The connection to the earlier attention is this: I grew up in a house with fresh bread. It’s a practice that works well in a life that is centered on a home. I live in a house now that has fresh bread, of a different sort, but that feels very connected to me to the life that came before. Same goes with our vegetable garden, I suppose.

DC: I feel the same way about buying peaches from the grocery; we bottled our own–my parents literally doled them out as precious goods in the winter–and later I learned to work with family trees. Knowing what peaches could and should taste like means that I often go without until they’re in season. And I see beauty in well-pruned trees. To me, they mark what cultural geographer Yi-Fu Tuan has called “fields of care”–places made and maintained through daily ritual and practice.

West Virginia peaches preserved by Danille Christensen and family, Hocking County, Ohio. Photo by Danille Christensen, 2014.

I don’t have my own fruit trees now, but I try to know–and make “good”/thrifty use of–other food spaces in my neighborhood: sarvis planted as landscaping, abandoned mulberries and sweet cherries, etc. Nothing like moral satisfaction to enhance deliciousness!

Dilly beans preserved by Danille Christensen, Columbus, Ohio. Photo by Danille Christensen, 2014.

DT: What do you hope to see in the next decades in terms of how consumers relate to food and health? What are the blind spots? And how do you hope your research, or lifestyle, will address these?

DB: Our hope for our farm is that it would be a wonderful place for our family and that there would be enough commercial demand for the kind of work we do that we can make it go. We also hope that other people can do the same.

CN: I hope my research will open a conversation about what it means to be spiritual and/or religious in the twenty-first century. Religion has been telling people how to eat for centuries (pretty much every religion has some kind of food prohibition or dietary suggestion), but now people are turning to science for answers to questions that still feel tied to the question, “What is sacred?”

I think people are voting with their forks, as it were, to say that how we eat, how we care for our bodies, how we care for our planet, what we need to do to remember where we came from as a species – that these are scientific questions, but they’re also related to a profound spirituality. I love that people who consider themselves Paleo feel a connection to their ancient ancestors, and I love that people who are vegan are trying to make themselves and the planet healthier. It’s beautiful, and it’s profound. And it’s all about food.

DB: What Catherine said above: “What is sacred?” Wow. Yes.
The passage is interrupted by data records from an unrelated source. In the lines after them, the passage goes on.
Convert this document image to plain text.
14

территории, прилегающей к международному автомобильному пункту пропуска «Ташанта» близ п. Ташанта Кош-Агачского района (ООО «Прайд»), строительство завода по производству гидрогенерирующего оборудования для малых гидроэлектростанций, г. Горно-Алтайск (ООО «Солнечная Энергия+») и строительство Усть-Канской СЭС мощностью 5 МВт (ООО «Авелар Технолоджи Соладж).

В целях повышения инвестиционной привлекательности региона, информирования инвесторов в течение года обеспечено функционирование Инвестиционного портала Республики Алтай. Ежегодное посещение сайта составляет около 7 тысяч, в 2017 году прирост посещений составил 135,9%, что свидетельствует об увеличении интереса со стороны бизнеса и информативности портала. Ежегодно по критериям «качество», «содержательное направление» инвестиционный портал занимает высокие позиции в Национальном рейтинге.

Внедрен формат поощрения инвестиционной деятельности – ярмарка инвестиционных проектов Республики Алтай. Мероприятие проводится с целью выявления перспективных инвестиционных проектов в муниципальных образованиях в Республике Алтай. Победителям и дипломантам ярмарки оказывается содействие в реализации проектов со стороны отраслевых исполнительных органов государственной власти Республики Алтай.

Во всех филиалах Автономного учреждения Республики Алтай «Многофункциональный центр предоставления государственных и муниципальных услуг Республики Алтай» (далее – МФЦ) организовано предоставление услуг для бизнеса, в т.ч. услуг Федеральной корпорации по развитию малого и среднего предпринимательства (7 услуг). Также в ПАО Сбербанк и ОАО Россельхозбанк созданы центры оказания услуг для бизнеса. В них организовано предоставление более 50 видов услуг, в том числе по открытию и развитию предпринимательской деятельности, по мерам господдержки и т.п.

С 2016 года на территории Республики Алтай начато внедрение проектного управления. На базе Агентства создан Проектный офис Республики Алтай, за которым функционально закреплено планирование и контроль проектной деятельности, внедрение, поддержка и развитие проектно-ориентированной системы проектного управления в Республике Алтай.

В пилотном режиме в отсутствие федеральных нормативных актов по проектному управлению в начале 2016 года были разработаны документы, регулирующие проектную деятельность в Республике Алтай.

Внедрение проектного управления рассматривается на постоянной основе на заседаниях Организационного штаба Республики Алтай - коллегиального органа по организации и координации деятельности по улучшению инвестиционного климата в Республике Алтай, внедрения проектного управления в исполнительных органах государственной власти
DC: As someone who studies vernacular skills and creativity, I love the increased attention to the larger ecologies that make food production satisfying and successful (or frustrating and debilitating). I think all sorts of knowledge and beauty reside in people who have learned to produce food, at whatever stage of the process. I also think it’s important to recognize the complicated social and structural issues that constrain people’s actual food choices and food practices.